Deniz’in mekanının basıldığını öğrenen Cihan küplere bindi. Sanki kendi mekanı hiç basılmadı. Cansu ve Deniz’in görüşmesini yasakladı, Cansu’ya ev hapsi verdi ve Deniz’i de yalıdan Bahtiyar’la atmaya kalktı. Yalnız bu sahnelerde gerçekten tam bir dengesiz profili çizdi. Ne yapacağını, nereye saldıracağını bilemeyen dengesiz bir portre. Bazen böyle güzel oyunlar izliyoruz. Ama işte ‘bazen’. Azla yetinenlerdenseniz tabii ki etkilenebilirsiniz. Cansu ve Deniz, resti gördüler ve artırdılar. Özkan haber almasına rağmen  yetişemedi, Deniz ve Cansu evlendiler. Yani hangi akıl, hangi mantık bilemiyorum. Bu yeni jenerasyonun işine akıl sır ermiyor. Günlük yaşıyorlar. Dünya bir gündür, o da bugündür kafası. Ama Cihan o kadar abartılı tepkiler verdi ki, çocuklara yaptığı şeyler mantıklı geliyor haliyle.
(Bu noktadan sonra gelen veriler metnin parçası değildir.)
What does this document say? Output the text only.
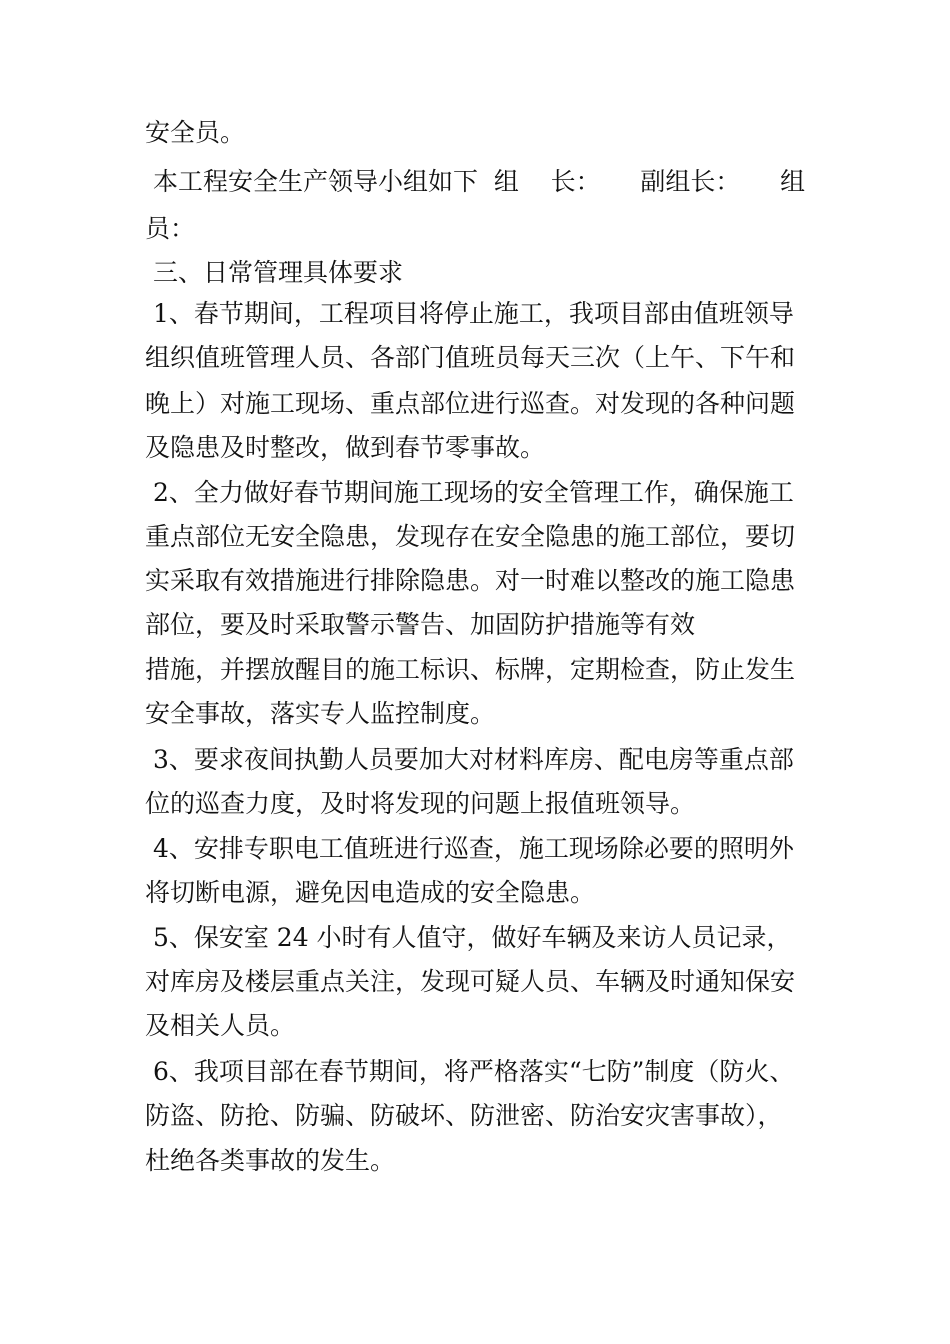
安全员。
本工程安全生产领导小组如下  组    长：     副组长：     组
员：
三、日常管理具体要求
1、春节期间，工程项目将停止施工，我项目部由值班领导
组织值班管理人员、各部门值班员每天三次（上午、下午和
晚上）对施工现场、重点部位进行巡查。对发现的各种问题
及隐患及时整改，做到春节零事故。
2、全力做好春节期间施工现场的安全管理工作，确保施工
重点部位无安全隐患，发现存在安全隐患的施工部位，要切
实采取有效措施进行排除隐患。对一时难以整改的施工隐患
部位，要及时采取警示警告、加固防护措施等有效
措施，并摆放醒目的施工标识、标牌，定期检查，防止发生
安全事故，落实专人监控制度。
3、要求夜间执勤人员要加大对材料库房、配电房等重点部
位的巡查力度，及时将发现的问题上报值班领导。
4、安排专职电工值班进行巡查，施工现场除必要的照明外
将切断电源，避免因电造成的安全隐患。
5、保安室 24 小时有人值守，做好车辆及来访人员记录，
对库房及楼层重点关注，发现可疑人员、车辆及时通知保安
及相关人员。
6、我项目部在春节期间，将严格落实“七防”制度（防火、
防盗、防抢、防骗、防破坏、防泄密、防治安灾害事故），
杜绝各类事故的发生。
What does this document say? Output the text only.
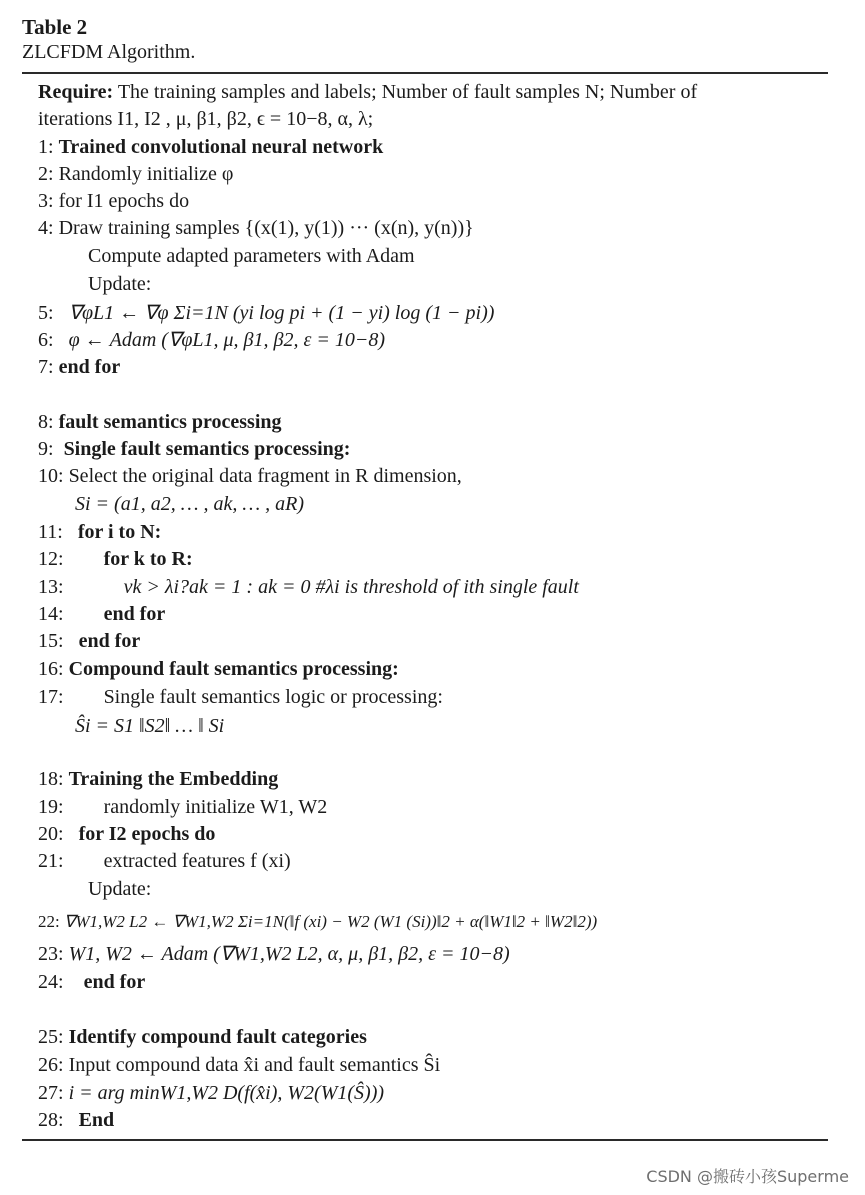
Table 2
ZLCFDM Algorithm.
Require: The training samples and labels; Number of fault samples N; Number of
iterations I1, I2 , μ, β1, β2, ϵ = 10−8, α, λ;
1: Trained convolutional neural network
2: Randomly initialize φ
3: for I1 epochs do
4: Draw training samples {(x(1), y(1)) ··· (x(n), y(n))}
Compute adapted parameters with Adam
Update:
5: ∇φL1 ← ∇φ Σi=1N (yi log pi + (1 − yi) log (1 − pi))
6: φ ← Adam (∇φL1, μ, β1, β2, ε = 10−8)
7: end for
8: fault semantics processing
9: Single fault semantics processing:
10: Select the original data fragment in R dimension,
Si = (a1, a2, … , ak, … , aR)
11: for i to N:
12: for k to R:
13:	vk > λi?ak = 1 : ak = 0 #λi is threshold of ith single fault
14: end for
15: end for
16: Compound fault semantics processing:
17: Single fault semantics logic or processing:
Ŝi = S1 ‖S2‖ … ‖ Si
18: Training the Embedding
19: randomly initialize W1, W2
20: for I2 epochs do
21: extracted features f (xi)
Update:
22: ∇W1,W2 L2 ← ∇W1,W2 Σi=1N(‖f (xi) − W2 (W1 (Si))‖2 + α(‖W1‖2 + ‖W2‖2))
23: W1, W2 ← Adam (∇W1,W2 L2, α, μ, β1, β2, ε = 10−8)
24: end for
25: Identify compound fault categories
26: Input compound data x̂i and fault semantics Ŝi
27: i = arg minW1,W2 D(f(x̂i), W2(W1(Ŝ)))
28: End
CSDN @搬砖小孩Superme
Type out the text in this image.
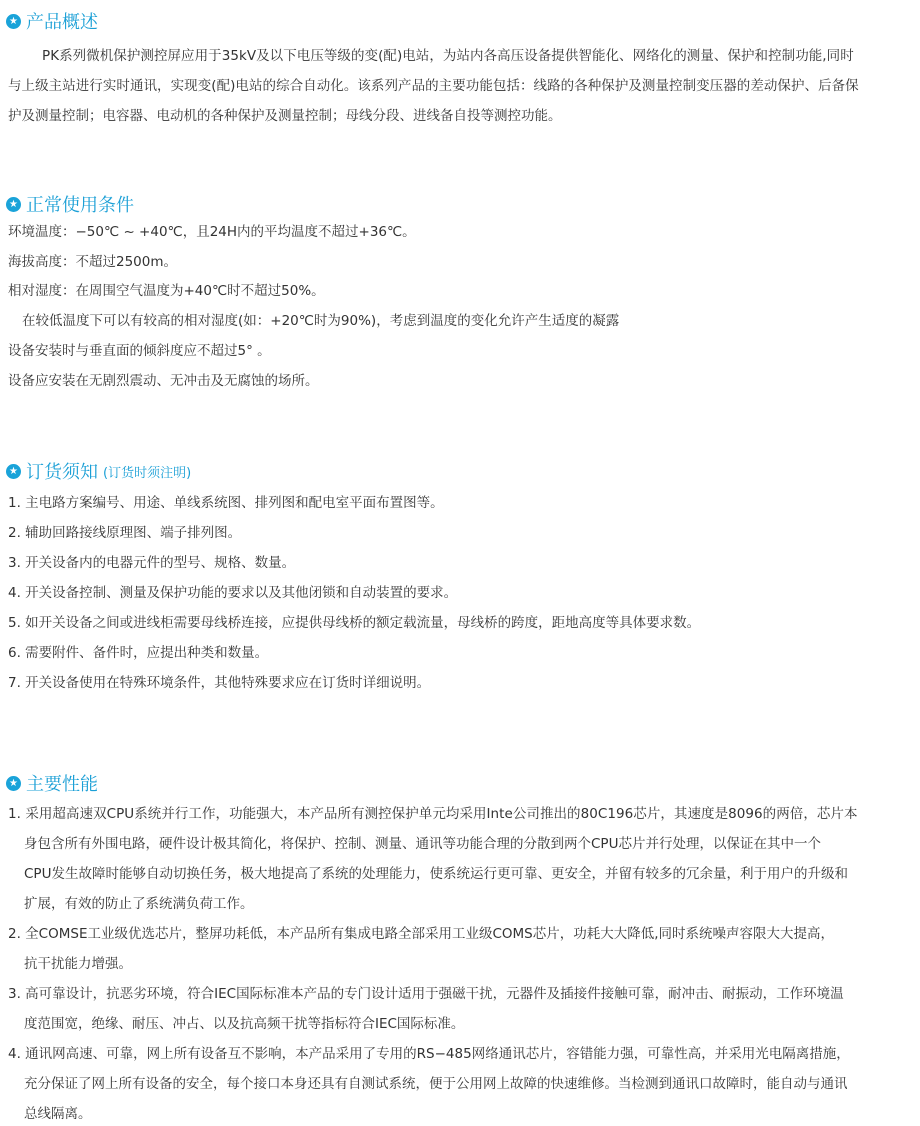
★
产品概述
PK系列微机保护测控屏应用于35kV及以下电压等级的变(配)电站，为站内各高压设备提供智能化、网络化的测量、保护和控制功能,同时
与上级主站进行实时通讯，实现变(配)电站的综合自动化。该系列产品的主要功能包括：线路的各种保护及测量控制变压器的差动保护、后备保
护及测量控制；电容器、电动机的各种保护及测量控制；母线分段、进线备自投等测控功能。
★
正常使用条件
环境温度：−50℃ ~ +40℃，且24H内的平均温度不超过+36℃。
海拔高度：不超过2500m。
相对湿度：在周围空气温度为+40℃时不超过50%。
在较低温度下可以有较高的相对湿度(如：+20℃时为90%)，考虑到温度的变化允许产生适度的凝露
设备安装时与垂直面的倾斜度应不超过5° 。
设备应安装在无剧烈震动、无冲击及无腐蚀的场所。
★
订货须知 (订货时须注明)
1. 主电路方案编号、用途、单线系统图、排列图和配电室平面布置图等。
2. 辅助回路接线原理图、端子排列图。
3. 开关设备内的电器元件的型号、规格、数量。
4. 开关设备控制、测量及保护功能的要求以及其他闭锁和自动装置的要求。
5. 如开关设备之间或进线柜需要母线桥连接，应提供母线桥的额定载流量，母线桥的跨度，距地高度等具体要求数。
6. 需要附件、备件时，应提出种类和数量。
7. 开关设备使用在特殊环境条件，其他特殊要求应在订货时详细说明。
★
主要性能
1. 采用超高速双CPU系统并行工作，功能强大，本产品所有测控保护单元均采用Inte公司推出的80C196芯片，其速度是8096的两倍，芯片本
身包含所有外围电路，硬件设计极其简化，将保护、控制、测量、通讯等功能合理的分散到两个CPU芯片并行处理，以保证在其中一个
CPU发生故障时能够自动切换任务，极大地提高了系统的处理能力，使系统运行更可靠、更安全，并留有较多的冗余量，利于用户的升级和
扩展，有效的防止了系统满负荷工作。
2. 全COMSE工业级优选芯片，整屏功耗低，本产品所有集成电路全部采用工业级COMS芯片，功耗大大降低,同时系统噪声容限大大提高，
抗干扰能力增强。
3. 高可靠设计，抗恶劣环境，符合IEC国际标准本产品的专门设计适用于强磁干扰，元器件及插接件接触可靠，耐冲击、耐振动，工作环境温
度范围宽，绝缘、耐压、冲占、以及抗高频干扰等指标符合IEC国际标准。
4. 通讯网高速、可靠，网上所有设备互不影响，本产品采用了专用的RS−485网络通讯芯片，容错能力强，可靠性高，并采用光电隔离措施，
充分保证了网上所有设备的安全，每个接口本身还具有自测试系统，便于公用网上故障的快速维修。当检测到通讯口故障时，能自动与通讯
总线隔离。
Cihan Deniz’in babasının peşine düştü de gördü gününü. Pek büyük, sır olarak davranılmayan ama önemli bir sırrı; Rahmi’nin kızının ölümüne nasıl ses çıkarmadığı hikayesini de Cihan böylelikle Burhan’dan duymuş oldu. Camdan kulelerin nasıl da yıkılıyor Cihan. Ama sen ‘nasıl yaptın’ diyebilecek, yine de yüzüne bakıp hesap soracak kadar teflon bir adamsın. Sadece iki sezondur bizim gördüklerimiz bile, Rahmi’nin bunu yapabileceğine beni ikna ediyor. Hiç yadırgamıyorum. Cihan neden bu kadar şaşırdı anlamış değilim. Bazı ilişkileri çok abartıyoruz. Anne babalık hakkını abarttığımız gibi; kutsiyet atfettiğimiz herşey bizi boğuyor, ama uslanmıyoruz. Baban diye hiçbir kötülük yapmaz mı? Defalarca yapmadı mı? Tekrar yapmayacağının ne garantisi var? Rahmi hala silahı alıp kafasına sıkmanın şovu peşinde. Gerçekten üzgün olsaydı Cihan’ın ofisinde bulunmaya cesareti, yüzü olmazdı. Ne diyeyim Rahmi Bey, bataklık gibi bir şansın var; battıkça batıyorsun. Sendeki bu şans mı, ilahi adalet mi işliyor bilemiyorum.

Ama masumların ne günahı var; Ayşe, Maide annesinin fındığı, Cihan’ın geç bulduğu sevgilisi. Rahmi’nin patlattığı silah Ayşe’yi hedef aldı. Oysa niye gelmişti oraya? Annem diyecekti, annem hapisteymiş yıllardır, hiç ölmemiş. Her şey bir yalanmış diyecekti. Sevgilisinin omzunda teselli bulacaktı. Birilerinin kurşununa hedef olmak hiç yoktu aklında.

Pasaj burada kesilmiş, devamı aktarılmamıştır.